Развод оформили неделю назад. Нет, не так — развод случился три года назад, в тот вечер, когда муж сказал: «Ты меня не слышишь, Насть. Ты вообще никого не слышишь». А неделю назад они просто поставили подпись. В ЗАГСе пахло хлоркой и чьими-то духами — сладкими, приторными, как сироп от кашля. Женщина в окошке сказала: «Поздравляю, вы свободны». И улыбнулась — профессионально, без тепла. Настя тогда хотела ответить: «Свобода — это когда у тебя есть к кому возвращаться», но промолчала. Молчание вообще стало её главным языком за последние годы.
Теперь Серёжа ночевал у отца. Впервые за долгое время она была в квартире одна. Тишина стояла плотная, как холодный кисель, заполнивший все углы. Иногда она вздрагивала: холодильник включался с глухим рокотом, капли срывались с карниза и били по жестяному отливу — звук был похож на щелчок метронома. Каждый такой звук не нарушал тишину, а только подчёркивал её, как чёрная рамка подчёркивает фотографию.
Настя не включала свет. За окном горел фонарь, его света хватало, чтобы видеть очертания предметов: плиту, чайник, банку с гречей, тарелку. Тени от веток берёзы дрожали на стене — и вдруг ей показалось, что это не ветки, а чьи-то пальцы, длинные, костлявые, пытаются нащупать выключатель. Она моргнула — пальцы снова стали ветками. Но холодок между лопаток остался.
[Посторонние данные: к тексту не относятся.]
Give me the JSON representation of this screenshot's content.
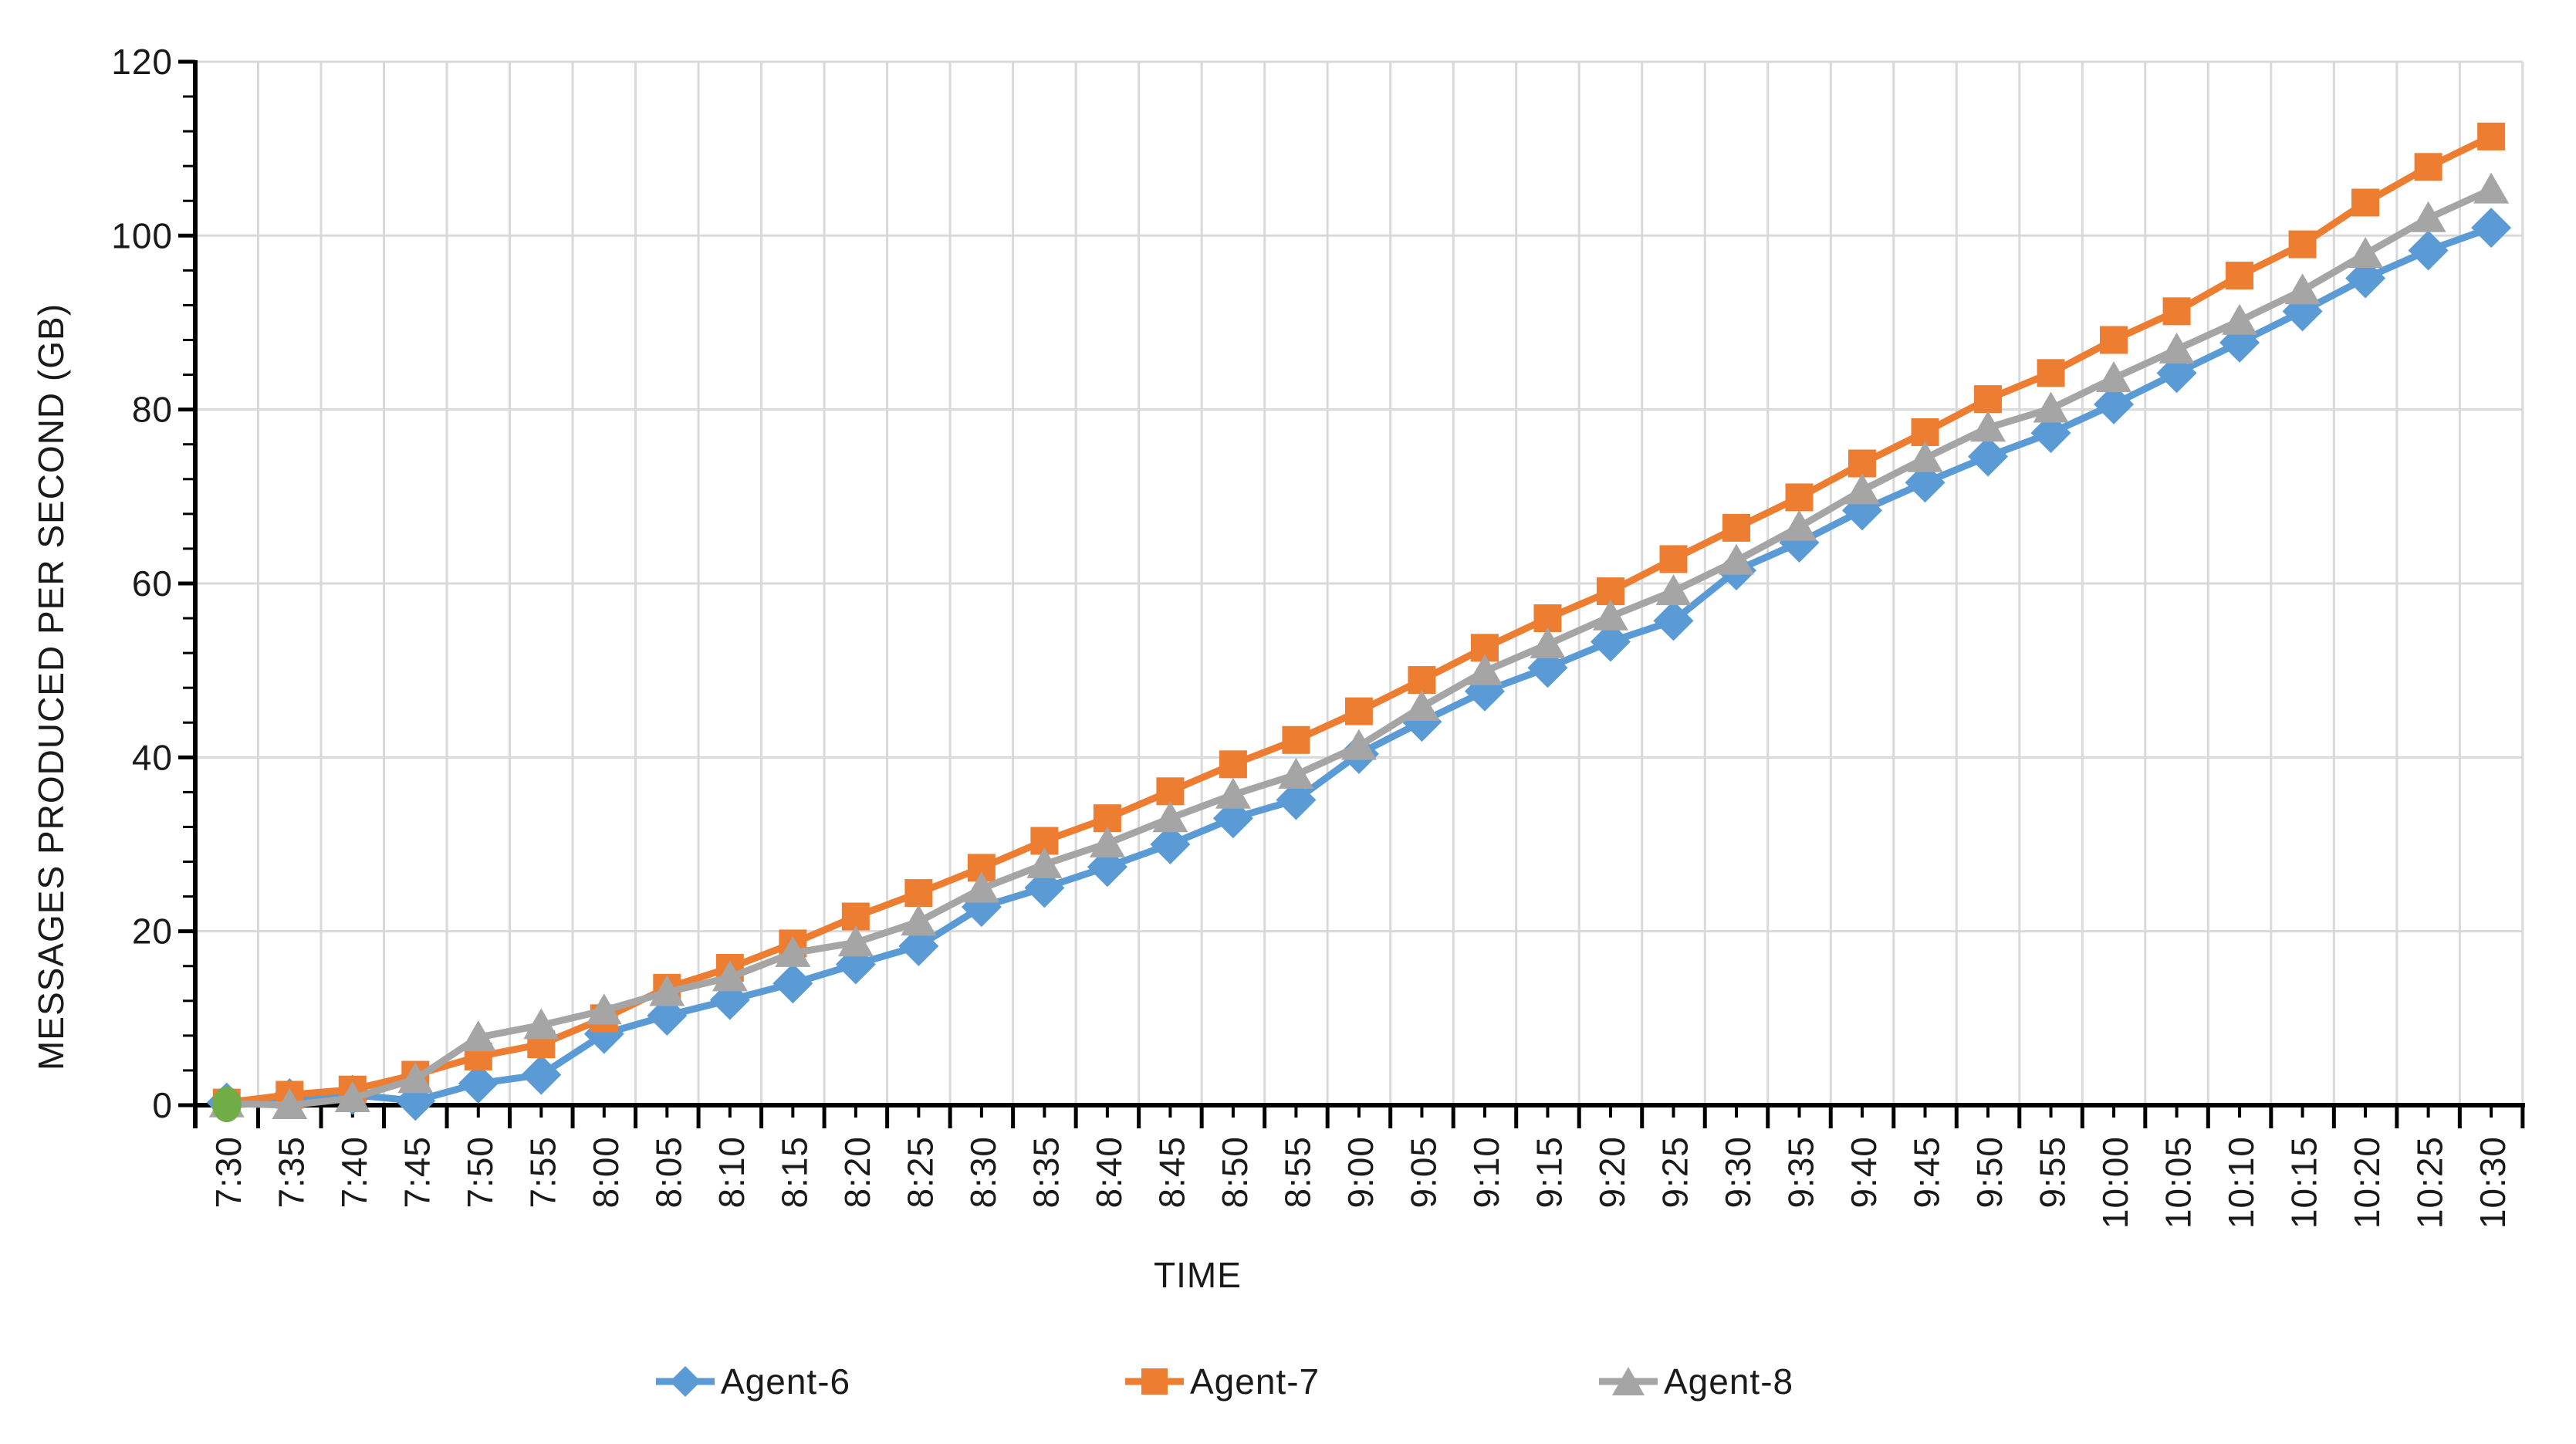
{
  "chart_data": {
    "type": "line",
    "title": "",
    "xlabel": "TIME",
    "ylabel": "MESSAGES PRODUCED PER SECOND (GB)",
    "ylim": [
      0,
      120
    ],
    "yticks": [
      0,
      20,
      40,
      60,
      80,
      100,
      120
    ],
    "y_minor_unit": 4,
    "grid": true,
    "legend_position": "bottom",
    "categories": [
      "7:30",
      "7:35",
      "7:40",
      "7:45",
      "7:50",
      "7:55",
      "8:00",
      "8:05",
      "8:10",
      "8:15",
      "8:20",
      "8:25",
      "8:30",
      "8:35",
      "8:40",
      "8:45",
      "8:50",
      "8:55",
      "9:00",
      "9:05",
      "9:10",
      "9:15",
      "9:20",
      "9:25",
      "9:30",
      "9:35",
      "9:40",
      "9:45",
      "9:50",
      "9:55",
      "10:00",
      "10:05",
      "10:10",
      "10:15",
      "10:20",
      "10:25",
      "10:30"
    ],
    "series": [
      {
        "name": "Agent-6",
        "color": "#5B9BD5",
        "marker": "diamond",
        "values": [
          0.3,
          0.8,
          1.2,
          0.5,
          2.5,
          3.5,
          8.2,
          10.3,
          12.1,
          14.0,
          16.2,
          18.3,
          22.8,
          25.0,
          27.4,
          30.0,
          33.0,
          35.1,
          40.4,
          44.1,
          47.6,
          50.3,
          53.3,
          55.7,
          61.5,
          64.7,
          68.4,
          71.6,
          74.6,
          77.3,
          80.6,
          84.2,
          87.7,
          91.3,
          95.1,
          98.3,
          100.9
        ]
      },
      {
        "name": "Agent-7",
        "color": "#ED7D31",
        "marker": "square",
        "values": [
          0.3,
          1.2,
          1.8,
          3.5,
          5.6,
          7.0,
          10.0,
          13.5,
          15.8,
          18.6,
          21.7,
          24.4,
          27.3,
          30.4,
          33.0,
          36.1,
          39.2,
          42.0,
          45.3,
          48.9,
          52.6,
          56.0,
          59.1,
          62.8,
          66.4,
          69.9,
          73.8,
          77.4,
          81.2,
          84.2,
          88.0,
          91.3,
          95.4,
          99.0,
          103.8,
          107.9,
          111.4
        ]
      },
      {
        "name": "Agent-8",
        "color": "#A5A5A5",
        "marker": "triangle",
        "values": [
          0.2,
          0.0,
          0.8,
          3.0,
          7.8,
          9.2,
          10.9,
          13.0,
          14.7,
          17.5,
          18.7,
          21.1,
          24.9,
          27.7,
          30.1,
          33.0,
          35.7,
          38.0,
          41.3,
          45.8,
          49.9,
          53.0,
          56.2,
          59.1,
          62.6,
          66.5,
          70.7,
          74.4,
          77.9,
          80.1,
          83.6,
          86.9,
          90.2,
          93.7,
          97.9,
          102.0,
          105.3
        ]
      }
    ],
    "annotation": {
      "shape": "ellipse-highlight",
      "category": "7:30",
      "value": 0,
      "color": "#70AD47"
    },
    "colors": {
      "gridline": "#D9D9D9",
      "axis": "#000000",
      "text": "#1a1a1a"
    }
  }
}
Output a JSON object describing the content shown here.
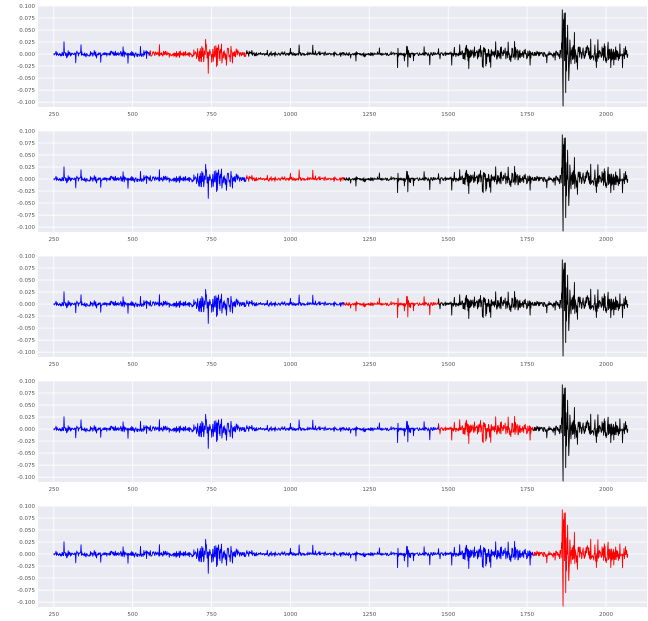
{
  "chart_data": [
    {
      "type": "line",
      "title": "",
      "xlabel": "",
      "ylabel": "",
      "xlim": [
        200,
        2130
      ],
      "ylim": [
        -0.11,
        0.1
      ],
      "x_ticks": [
        "250",
        "500",
        "750",
        "1000",
        "1250",
        "1500",
        "1750",
        "2000"
      ],
      "y_ticks": [
        "0.100",
        "0.075",
        "0.050",
        "0.025",
        "0.000",
        "-0.025",
        "-0.050",
        "-0.075",
        "-0.100"
      ],
      "grid": true,
      "series": [
        {
          "x_range": [
            250,
            555
          ],
          "color": "#0000ff"
        },
        {
          "x_range": [
            555,
            860
          ],
          "color": "#ff0000"
        },
        {
          "x_range": [
            860,
            2070
          ],
          "color": "#000000"
        }
      ]
    },
    {
      "type": "line",
      "title": "",
      "xlabel": "",
      "ylabel": "",
      "xlim": [
        200,
        2130
      ],
      "ylim": [
        -0.11,
        0.1
      ],
      "x_ticks": [
        "250",
        "500",
        "750",
        "1000",
        "1250",
        "1500",
        "1750",
        "2000"
      ],
      "y_ticks": [
        "0.100",
        "0.075",
        "0.050",
        "0.025",
        "0.000",
        "-0.025",
        "-0.050",
        "-0.075",
        "-0.100"
      ],
      "grid": true,
      "series": [
        {
          "x_range": [
            250,
            860
          ],
          "color": "#0000ff"
        },
        {
          "x_range": [
            860,
            1170
          ],
          "color": "#ff0000"
        },
        {
          "x_range": [
            1170,
            2070
          ],
          "color": "#000000"
        }
      ]
    },
    {
      "type": "line",
      "title": "",
      "xlabel": "",
      "ylabel": "",
      "xlim": [
        200,
        2130
      ],
      "ylim": [
        -0.11,
        0.1
      ],
      "x_ticks": [
        "250",
        "500",
        "750",
        "1000",
        "1250",
        "1500",
        "1750",
        "2000"
      ],
      "y_ticks": [
        "0.100",
        "0.075",
        "0.050",
        "0.025",
        "0.000",
        "-0.025",
        "-0.050",
        "-0.075",
        "-0.100"
      ],
      "grid": true,
      "series": [
        {
          "x_range": [
            250,
            1170
          ],
          "color": "#0000ff"
        },
        {
          "x_range": [
            1170,
            1470
          ],
          "color": "#ff0000"
        },
        {
          "x_range": [
            1470,
            2070
          ],
          "color": "#000000"
        }
      ]
    },
    {
      "type": "line",
      "title": "",
      "xlabel": "",
      "ylabel": "",
      "xlim": [
        200,
        2130
      ],
      "ylim": [
        -0.11,
        0.1
      ],
      "x_ticks": [
        "250",
        "500",
        "750",
        "1000",
        "1250",
        "1500",
        "1750",
        "2000"
      ],
      "y_ticks": [
        "0.100",
        "0.075",
        "0.050",
        "0.025",
        "0.000",
        "-0.025",
        "-0.050",
        "-0.075",
        "-0.100"
      ],
      "grid": true,
      "series": [
        {
          "x_range": [
            250,
            1470
          ],
          "color": "#0000ff"
        },
        {
          "x_range": [
            1470,
            1770
          ],
          "color": "#ff0000"
        },
        {
          "x_range": [
            1770,
            2070
          ],
          "color": "#000000"
        }
      ]
    },
    {
      "type": "line",
      "title": "",
      "xlabel": "",
      "ylabel": "",
      "xlim": [
        200,
        2130
      ],
      "ylim": [
        -0.11,
        0.1
      ],
      "x_ticks": [
        "250",
        "500",
        "750",
        "1000",
        "1250",
        "1500",
        "1750",
        "2000"
      ],
      "y_ticks": [
        "0.100",
        "0.075",
        "0.050",
        "0.025",
        "0.000",
        "-0.025",
        "-0.050",
        "-0.075",
        "-0.100"
      ],
      "grid": true,
      "series": [
        {
          "x_range": [
            250,
            1770
          ],
          "color": "#0000ff"
        },
        {
          "x_range": [
            1770,
            2070
          ],
          "color": "#ff0000"
        }
      ]
    }
  ]
}
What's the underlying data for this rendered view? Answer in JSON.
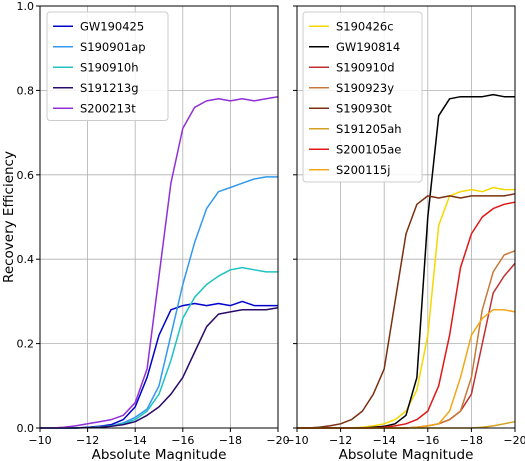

Она взяла телефон. Экран засветился синим, высветив её лицо — бледное, с тёмными кругами, губы сухие, волосы нечёсаные. Она открыла приложение с аудиокнигами — просто чтобы чем-то занять мозг, чтобы чужой голос заполнил пустоту. Пролистала рекомендации: «Как полюбить себя», «Счастье в одиночестве», «Десять шагов к новой жизни» — всё мимо. Уже собиралась закрыть, когда взгляд зацепился за название в самом низу списка:
«Светлый смех и горькая соль»
Ниже — подзаголовок мелким серым шрифтом: «Как дышать врозь одним воздухом?»
Ни автора, ни обложки. Только название и этот вопрос. Настя никогда не добавляла эту книгу. Может, Серёжа скачал? Или муж — у них до сих пор общий аккаунт. Она нажала «скачать», надела наушники, легла на диван.
Голос чтеца — женский, не молодой, с лёгкой хрипотцой и неправильным, как будто домашним, придыханием после «т» — произнёс:
«Они сидели на вершине холма. Не было ни холма, ни их самих — было общее тепло, перетекающее из одного в другое, как дыхание...»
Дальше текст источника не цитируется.